建設業許可とは

建設工事をする場合は軽微な建設工事を除いて、建設業許可を取得しないと建設工事ができないことになっています。
このことからもわかるように建設業許可を取得することは建設業を営む経営者にとって非常に重要であることがわかります。

軽微な建設工事とは?

軽微な建設工事の内容は建設業法施工例 1条の2に定められています。

建設業法施工例 1条の2

建築一式工事で右のいずれかに該当するもの ① 1件の請負代金の額が1500万円未満(取引に係る消費税及び地方消費税の額を含む)の工事
② 請負代金の額にかかわらず木造住宅で延面積が150cm2未満の工事(主要構造部分が木造で、延べ面積の1/2以上を居住の用に供すること)
建築一式工事以外の建設工事 1件の請負代金の額が500万円未満(取引に係る消費税及び地方消費税の額を含む)の工事

上記の請負代金の額は同一建設業を営む者が工事の完成を二以上の契約に分割して請け負うときは、正当な理由に基づいて契約を分割した時でない限り各契約の請負代金の額の合計になります。

例えば、600万円の建設工事を300万円、300万円で請け負った場合は正当な理由がない限り、600万円の建設工事を請け負ったとみなされ、建設業許可を取得していないと工事ができないという事になります。

建設業許可の種類

建設業許可には国土交通大臣の許可と都道府県知事の許可があります。

2つ以上の都道府県に営業所がある場合は国土交通大臣の許可を取得する必要があります。

1つの都道府県のみに営業所がある場合は都道府県知事の許可を取得する必要があります。

例えば、東京都と埼玉県に営業所がある場合は国土交通大臣の許可が必要になり、営業所が東京都だけにある場合は都道府県知事の許可が必要です。

また、建設業許可は一般建設業と特定建設業に分かれています。

特定建設業は1件の建設工事につき、その工事の下請代金の金額が4000万以上、建築一式工事の場合は6000万以上となる下請契約を締結する場合です。
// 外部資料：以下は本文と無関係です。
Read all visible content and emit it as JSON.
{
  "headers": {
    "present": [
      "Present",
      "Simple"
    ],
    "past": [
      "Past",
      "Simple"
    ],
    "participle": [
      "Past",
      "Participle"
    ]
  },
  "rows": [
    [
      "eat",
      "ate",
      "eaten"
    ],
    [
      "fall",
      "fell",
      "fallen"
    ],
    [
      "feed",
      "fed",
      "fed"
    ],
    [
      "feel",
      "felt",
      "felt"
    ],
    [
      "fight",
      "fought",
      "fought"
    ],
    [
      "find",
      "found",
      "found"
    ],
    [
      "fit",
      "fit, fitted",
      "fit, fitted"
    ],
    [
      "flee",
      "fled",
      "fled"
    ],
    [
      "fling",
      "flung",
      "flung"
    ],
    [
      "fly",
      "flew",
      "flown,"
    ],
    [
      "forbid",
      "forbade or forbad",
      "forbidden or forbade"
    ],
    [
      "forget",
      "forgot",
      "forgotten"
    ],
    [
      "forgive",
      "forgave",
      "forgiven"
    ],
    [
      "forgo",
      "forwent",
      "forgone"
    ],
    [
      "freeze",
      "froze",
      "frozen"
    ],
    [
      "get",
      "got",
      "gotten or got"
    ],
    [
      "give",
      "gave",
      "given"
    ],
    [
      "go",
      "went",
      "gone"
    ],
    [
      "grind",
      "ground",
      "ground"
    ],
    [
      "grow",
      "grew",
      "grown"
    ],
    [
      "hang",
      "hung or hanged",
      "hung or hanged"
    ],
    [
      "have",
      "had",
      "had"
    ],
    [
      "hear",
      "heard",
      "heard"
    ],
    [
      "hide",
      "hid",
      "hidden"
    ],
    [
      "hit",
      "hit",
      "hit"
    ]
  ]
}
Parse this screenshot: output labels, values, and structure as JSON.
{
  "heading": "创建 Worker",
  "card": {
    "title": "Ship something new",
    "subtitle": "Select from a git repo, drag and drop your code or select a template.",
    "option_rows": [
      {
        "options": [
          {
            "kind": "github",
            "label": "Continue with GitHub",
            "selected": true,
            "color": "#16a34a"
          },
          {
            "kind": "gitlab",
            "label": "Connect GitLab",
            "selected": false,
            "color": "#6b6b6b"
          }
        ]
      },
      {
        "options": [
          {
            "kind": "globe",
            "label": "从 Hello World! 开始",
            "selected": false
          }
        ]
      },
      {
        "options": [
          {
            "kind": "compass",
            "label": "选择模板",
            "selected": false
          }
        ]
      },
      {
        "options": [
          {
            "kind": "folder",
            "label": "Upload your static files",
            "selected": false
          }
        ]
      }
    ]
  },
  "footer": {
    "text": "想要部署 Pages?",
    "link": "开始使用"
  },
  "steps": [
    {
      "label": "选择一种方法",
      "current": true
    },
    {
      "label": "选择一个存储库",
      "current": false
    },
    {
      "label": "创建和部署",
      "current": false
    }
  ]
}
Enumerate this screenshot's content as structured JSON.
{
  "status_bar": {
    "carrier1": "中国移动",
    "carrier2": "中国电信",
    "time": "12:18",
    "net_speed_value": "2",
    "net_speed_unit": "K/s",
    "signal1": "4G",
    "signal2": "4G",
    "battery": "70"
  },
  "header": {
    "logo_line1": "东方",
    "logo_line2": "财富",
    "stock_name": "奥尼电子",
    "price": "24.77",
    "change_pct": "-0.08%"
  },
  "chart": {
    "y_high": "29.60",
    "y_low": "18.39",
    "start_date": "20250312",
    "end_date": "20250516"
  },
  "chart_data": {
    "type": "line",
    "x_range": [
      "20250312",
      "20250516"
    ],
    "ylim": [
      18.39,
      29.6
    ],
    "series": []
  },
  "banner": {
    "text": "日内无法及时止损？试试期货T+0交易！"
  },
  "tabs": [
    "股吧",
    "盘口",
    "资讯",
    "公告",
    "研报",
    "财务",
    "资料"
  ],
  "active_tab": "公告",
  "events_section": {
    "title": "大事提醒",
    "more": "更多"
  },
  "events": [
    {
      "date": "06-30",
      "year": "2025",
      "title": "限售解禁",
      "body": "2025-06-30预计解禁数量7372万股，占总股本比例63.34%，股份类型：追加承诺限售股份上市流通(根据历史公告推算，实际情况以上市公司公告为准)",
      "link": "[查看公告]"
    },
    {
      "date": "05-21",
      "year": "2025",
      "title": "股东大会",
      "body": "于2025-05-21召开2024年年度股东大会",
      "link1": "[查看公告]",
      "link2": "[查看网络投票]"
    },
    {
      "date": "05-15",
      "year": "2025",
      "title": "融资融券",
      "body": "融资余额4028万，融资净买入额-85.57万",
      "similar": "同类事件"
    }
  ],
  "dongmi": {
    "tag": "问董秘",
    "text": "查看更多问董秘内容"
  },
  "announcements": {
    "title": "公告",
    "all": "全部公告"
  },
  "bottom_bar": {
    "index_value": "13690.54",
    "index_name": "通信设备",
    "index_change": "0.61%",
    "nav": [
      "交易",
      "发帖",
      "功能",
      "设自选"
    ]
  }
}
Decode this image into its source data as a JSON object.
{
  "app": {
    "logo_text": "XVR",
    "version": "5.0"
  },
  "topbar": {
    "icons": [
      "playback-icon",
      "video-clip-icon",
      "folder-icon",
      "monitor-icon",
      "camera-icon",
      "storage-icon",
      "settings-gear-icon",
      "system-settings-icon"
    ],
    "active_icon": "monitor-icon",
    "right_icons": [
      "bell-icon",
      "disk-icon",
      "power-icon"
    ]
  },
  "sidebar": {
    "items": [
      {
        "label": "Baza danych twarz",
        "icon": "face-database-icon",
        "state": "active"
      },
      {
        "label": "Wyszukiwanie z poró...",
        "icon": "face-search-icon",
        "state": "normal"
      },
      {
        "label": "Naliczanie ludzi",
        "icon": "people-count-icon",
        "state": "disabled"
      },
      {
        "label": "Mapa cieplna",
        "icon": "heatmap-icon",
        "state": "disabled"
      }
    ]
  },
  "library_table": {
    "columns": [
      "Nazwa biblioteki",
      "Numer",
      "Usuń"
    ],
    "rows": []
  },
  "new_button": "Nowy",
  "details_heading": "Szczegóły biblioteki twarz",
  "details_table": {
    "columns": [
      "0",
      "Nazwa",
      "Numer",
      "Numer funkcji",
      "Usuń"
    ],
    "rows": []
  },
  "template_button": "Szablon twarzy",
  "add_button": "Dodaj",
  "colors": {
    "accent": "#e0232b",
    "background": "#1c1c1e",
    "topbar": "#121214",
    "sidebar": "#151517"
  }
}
この金額に該当しない元請業者及び下請業者は一般建設業となります。

特定建設業が許可制度として存在する趣旨は下請業者の保護と建設業者による建設工事の適正な施工の確保です。
そのため、特定建設業においては後に説明させていただく専任技術者と財産的基礎要件が一般建設業に比べて厳しいものになっています。

営業所とは

営業所とは、本店、支店、もしくは常時建設工事の請負契約を締結する事務所のことを指します。

営業所として要件は一般的に以下の7つの点と考えられています。

①外部から来客を迎えて、建設工事の請負契約締結などの業務を行っている ②固定電話、机、各種事務台帳等を備えていること ③契約の締結等ができるスペースを有し、かつ、居住部分などとは明確に区分されている ④事務所としての使用権原を有している ⑤看板、標識等で外部から建設業の営業所であることが分かるように表示していること ⑥経営業務の管理責任者または令3条に規定する使用人が常勤していること ⑦専任技術者が常勤していること

これらの要件が満たしているかは、写真や平面図提出、あるいは立ち入り調査を行うことで確認されます。

建設業許可の有効期間

建設業許可は5年ごとに更新をしなければなりません。この更新を受けなければ建設業許可の効力を失うことになります。

建設業許可の更新をする場合は、期間が満了する日の30日前までに、当該許可を受けた時と同様の手続きにより更新の手続きをとらなければなりません。
そのため、更新をする場合は早めの準備をすることをおすすめいたします。